Joe Biden’s Economic Policies Would Cost the Economy 4.9 Million Jobs by 2030, According to a New Study

“Nobody making under 400,000 bucks would have their taxes raised, period, bingo,” said Democratic presidential nominee Joe Biden in May. It’s a claim he has made repeatedly throughout the course of his campaign. If he takes the White House and sticks to his present platform, it appears to be true.

But that slogan leaves out the broader economic implications of some of Biden’s plans, according to a study from the Hoover Institution at Stanford University.

The core tenets of Biden’s economic agenda are to increase the corporate tax rate as well as taxes on high-income earners, to undo many of President Donald Trump’s regulatory reforms, and to implement new subsidies for renewable energy and the health care market. The researchers calculate that over the next decade, these changes would prompt the economy to shed 4.9 million jobs and the gross domestic product to drop $2.6 trillion. In the year 2030 alone, they say, U.S. consumption would be down $1.5 trillion and median-income households would make $6,500 less. 

Let’s begin with the first point, which has been at the center of Biden’s pitch to the American people. High-earning households would see an uptick in payroll taxes, something the candidate has been clear about. But he could also hike the corporate tax rate from 21 percent to 28 percent, and that’s likely to have a more significant effect on the economy.

Before the Tax Cuts and Jobs Act of 2017, America’s corporate rate was 35 percent—one of the highest in the world. Many Democrats derided the steep cut to 21 percent, but it put the U.S. in a more moderate bracket. The average statutory tax rate in Europe is 20.27 percent; Sweden, often hailed as a democratic socialist model, employs a corporate tax rate of 22 percent.

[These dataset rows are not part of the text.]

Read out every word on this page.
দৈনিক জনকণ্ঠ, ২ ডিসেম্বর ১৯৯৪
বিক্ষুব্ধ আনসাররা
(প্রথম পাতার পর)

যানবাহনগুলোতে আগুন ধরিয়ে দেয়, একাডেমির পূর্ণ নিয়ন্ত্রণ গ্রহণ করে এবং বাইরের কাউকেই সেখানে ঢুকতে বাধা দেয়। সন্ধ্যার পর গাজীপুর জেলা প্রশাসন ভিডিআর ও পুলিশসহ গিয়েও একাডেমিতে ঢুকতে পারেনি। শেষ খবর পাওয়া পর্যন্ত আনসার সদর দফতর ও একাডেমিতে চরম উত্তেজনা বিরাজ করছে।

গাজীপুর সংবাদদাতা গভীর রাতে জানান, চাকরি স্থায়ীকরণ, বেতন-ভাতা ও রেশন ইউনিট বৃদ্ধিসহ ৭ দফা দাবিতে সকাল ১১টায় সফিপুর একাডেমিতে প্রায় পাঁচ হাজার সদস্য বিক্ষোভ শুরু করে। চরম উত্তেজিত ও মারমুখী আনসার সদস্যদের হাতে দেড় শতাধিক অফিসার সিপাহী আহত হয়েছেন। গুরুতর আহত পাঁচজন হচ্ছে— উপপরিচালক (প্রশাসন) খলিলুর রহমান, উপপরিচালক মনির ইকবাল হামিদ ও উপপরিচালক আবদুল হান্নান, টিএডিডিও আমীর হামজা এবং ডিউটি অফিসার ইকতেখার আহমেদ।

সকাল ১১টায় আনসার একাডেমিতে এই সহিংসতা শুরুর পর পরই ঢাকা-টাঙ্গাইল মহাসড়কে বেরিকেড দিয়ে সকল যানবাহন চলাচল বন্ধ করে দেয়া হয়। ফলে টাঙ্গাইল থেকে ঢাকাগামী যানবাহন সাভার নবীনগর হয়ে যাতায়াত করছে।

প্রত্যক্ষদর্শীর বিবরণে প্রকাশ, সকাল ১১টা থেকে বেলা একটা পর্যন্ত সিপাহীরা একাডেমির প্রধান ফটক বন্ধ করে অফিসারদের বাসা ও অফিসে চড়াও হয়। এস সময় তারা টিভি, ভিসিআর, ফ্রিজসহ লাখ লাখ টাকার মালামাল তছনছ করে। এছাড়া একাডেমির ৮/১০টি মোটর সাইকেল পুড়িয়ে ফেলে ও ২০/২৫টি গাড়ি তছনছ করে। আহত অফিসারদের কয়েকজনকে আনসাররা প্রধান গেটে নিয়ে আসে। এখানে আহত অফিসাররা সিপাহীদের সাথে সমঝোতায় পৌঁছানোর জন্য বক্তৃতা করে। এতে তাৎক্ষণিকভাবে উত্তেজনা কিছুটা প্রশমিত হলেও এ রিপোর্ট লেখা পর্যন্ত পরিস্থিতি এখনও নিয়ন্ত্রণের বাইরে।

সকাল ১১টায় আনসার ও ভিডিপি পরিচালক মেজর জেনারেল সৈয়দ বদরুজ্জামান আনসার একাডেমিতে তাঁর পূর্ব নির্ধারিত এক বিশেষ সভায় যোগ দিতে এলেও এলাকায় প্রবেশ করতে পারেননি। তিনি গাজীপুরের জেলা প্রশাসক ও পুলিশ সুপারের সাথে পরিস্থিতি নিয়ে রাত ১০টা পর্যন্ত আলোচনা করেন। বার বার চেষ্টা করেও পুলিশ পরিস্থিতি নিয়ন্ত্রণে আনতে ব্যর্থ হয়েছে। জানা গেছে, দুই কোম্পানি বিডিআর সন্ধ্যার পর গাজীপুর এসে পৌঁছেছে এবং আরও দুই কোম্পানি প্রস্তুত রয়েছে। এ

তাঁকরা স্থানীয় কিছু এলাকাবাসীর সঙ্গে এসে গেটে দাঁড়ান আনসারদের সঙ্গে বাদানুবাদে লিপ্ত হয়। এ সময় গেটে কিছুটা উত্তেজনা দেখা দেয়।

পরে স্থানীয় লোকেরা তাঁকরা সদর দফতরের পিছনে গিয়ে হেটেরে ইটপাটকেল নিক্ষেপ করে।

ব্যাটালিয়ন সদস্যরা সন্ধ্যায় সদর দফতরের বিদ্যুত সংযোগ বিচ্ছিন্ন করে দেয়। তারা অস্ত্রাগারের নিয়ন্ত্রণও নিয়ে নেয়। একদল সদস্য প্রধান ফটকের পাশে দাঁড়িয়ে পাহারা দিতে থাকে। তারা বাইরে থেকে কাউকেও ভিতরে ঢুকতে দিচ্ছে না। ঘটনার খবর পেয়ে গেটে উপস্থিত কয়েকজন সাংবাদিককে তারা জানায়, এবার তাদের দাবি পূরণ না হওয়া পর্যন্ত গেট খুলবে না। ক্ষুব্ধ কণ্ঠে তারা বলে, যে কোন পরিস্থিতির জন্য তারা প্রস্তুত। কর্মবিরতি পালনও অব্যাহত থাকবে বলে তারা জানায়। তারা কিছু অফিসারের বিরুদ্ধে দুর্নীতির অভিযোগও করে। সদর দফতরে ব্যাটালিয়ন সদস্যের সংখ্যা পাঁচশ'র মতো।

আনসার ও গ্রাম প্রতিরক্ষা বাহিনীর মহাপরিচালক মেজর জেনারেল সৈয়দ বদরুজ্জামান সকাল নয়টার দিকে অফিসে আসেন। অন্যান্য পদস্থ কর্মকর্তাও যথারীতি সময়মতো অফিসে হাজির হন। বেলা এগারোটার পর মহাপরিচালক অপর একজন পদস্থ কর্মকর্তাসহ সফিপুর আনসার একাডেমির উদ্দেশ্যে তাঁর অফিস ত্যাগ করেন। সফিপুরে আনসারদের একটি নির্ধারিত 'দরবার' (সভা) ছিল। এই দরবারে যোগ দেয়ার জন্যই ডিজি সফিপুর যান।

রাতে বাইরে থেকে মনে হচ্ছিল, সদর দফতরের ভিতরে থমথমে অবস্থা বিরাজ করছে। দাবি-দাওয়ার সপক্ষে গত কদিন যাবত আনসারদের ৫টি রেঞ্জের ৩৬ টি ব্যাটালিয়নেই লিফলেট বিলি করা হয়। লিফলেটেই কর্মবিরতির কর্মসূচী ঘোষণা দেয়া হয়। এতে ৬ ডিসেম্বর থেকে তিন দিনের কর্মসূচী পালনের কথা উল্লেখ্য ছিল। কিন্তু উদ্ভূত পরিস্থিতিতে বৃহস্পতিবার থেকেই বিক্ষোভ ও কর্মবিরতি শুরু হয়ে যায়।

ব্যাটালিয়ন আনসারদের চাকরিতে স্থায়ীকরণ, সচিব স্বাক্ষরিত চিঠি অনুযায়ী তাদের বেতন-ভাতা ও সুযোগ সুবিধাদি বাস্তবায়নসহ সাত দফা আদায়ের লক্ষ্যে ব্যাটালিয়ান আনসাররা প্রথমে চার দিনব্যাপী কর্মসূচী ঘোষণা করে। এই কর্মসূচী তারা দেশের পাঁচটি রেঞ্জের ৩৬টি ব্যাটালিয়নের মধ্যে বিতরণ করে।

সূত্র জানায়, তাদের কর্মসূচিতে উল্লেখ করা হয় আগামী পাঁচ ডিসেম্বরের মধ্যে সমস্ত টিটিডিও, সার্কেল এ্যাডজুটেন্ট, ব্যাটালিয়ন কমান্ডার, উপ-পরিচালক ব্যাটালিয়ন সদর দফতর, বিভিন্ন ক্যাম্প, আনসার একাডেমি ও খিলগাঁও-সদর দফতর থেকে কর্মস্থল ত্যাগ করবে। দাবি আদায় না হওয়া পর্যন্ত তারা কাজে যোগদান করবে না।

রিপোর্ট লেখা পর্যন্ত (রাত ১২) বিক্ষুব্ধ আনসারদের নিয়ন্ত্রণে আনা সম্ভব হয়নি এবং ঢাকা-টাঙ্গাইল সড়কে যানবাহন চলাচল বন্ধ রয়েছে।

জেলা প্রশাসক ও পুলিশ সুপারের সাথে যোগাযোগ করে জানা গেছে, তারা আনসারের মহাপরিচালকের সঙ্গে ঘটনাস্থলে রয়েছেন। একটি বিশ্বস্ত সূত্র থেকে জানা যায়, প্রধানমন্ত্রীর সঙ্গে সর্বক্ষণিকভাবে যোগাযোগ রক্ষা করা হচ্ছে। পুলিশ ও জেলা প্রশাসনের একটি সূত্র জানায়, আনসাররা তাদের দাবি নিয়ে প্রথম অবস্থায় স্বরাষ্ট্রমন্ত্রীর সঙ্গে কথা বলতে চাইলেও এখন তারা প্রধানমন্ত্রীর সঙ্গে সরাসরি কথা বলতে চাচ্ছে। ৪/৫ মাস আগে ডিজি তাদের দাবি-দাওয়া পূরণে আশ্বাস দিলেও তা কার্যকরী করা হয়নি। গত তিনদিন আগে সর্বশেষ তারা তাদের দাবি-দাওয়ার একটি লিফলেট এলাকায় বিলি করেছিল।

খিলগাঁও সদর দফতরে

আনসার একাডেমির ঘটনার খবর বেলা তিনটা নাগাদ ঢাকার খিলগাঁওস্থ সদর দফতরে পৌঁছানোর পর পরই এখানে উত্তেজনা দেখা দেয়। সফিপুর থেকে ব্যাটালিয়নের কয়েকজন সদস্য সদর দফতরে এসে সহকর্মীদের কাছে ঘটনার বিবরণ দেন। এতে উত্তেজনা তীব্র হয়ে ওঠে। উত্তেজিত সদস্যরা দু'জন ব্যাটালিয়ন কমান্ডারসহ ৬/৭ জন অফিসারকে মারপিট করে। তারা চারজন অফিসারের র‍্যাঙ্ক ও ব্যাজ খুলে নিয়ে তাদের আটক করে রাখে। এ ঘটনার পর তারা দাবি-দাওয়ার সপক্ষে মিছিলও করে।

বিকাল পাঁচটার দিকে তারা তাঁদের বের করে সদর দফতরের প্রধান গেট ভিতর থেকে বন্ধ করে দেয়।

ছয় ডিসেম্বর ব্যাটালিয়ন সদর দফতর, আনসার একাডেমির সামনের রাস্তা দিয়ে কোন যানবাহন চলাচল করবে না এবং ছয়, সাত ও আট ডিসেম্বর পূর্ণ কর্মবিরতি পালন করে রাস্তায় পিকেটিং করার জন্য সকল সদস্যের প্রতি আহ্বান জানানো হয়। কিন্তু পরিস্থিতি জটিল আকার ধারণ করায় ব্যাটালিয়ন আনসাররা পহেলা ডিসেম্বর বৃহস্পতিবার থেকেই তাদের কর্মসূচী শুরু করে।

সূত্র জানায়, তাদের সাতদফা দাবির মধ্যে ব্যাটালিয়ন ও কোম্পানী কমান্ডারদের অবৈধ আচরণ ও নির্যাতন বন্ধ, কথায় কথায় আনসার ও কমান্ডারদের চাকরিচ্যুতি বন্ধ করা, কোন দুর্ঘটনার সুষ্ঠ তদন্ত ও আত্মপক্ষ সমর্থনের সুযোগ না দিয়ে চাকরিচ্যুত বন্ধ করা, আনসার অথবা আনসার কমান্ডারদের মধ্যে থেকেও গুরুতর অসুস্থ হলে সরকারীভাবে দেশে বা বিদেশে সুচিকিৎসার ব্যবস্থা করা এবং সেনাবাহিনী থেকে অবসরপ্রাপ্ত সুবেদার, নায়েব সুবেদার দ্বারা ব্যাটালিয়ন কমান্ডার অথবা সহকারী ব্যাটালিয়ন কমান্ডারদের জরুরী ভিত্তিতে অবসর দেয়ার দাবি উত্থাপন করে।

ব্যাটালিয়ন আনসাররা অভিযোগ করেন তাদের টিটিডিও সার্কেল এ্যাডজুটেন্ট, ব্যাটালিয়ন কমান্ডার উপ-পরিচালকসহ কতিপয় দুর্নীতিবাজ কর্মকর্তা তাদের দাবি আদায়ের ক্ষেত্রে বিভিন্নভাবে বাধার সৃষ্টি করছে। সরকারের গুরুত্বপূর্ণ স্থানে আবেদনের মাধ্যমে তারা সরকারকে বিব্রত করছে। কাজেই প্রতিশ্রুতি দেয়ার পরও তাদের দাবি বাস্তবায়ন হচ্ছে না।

Meanwhile, Biden wants to restore a lot of regulations. The researchers hone in on Obama’s stringent health care rules, which effectively barred “low cost, high deductible, limited coverage health insurance plans,” and his telecom regulations, which were supposed to establish net neutrality. “Forcing people to buy the highest quality and most expensive product, or none at all,” they write, “lowers economic efficiency, or redistributes from consumers to the sellers of the expensive products, or both.” The former vice president would subsidize individual health insurance plans to a greater degree than the government did under President Barack Obama. (Biden has promised to implement a “public option,” a step further than Obama went.) He also wants to tackle energy and the environment with an array of subsidies and mandates; the former will impose new costs on taxpayers, the latter on employers.

The researchers conclude that their projections are “conservative.” Apparently, direct tax hikes don’t tell the entire story.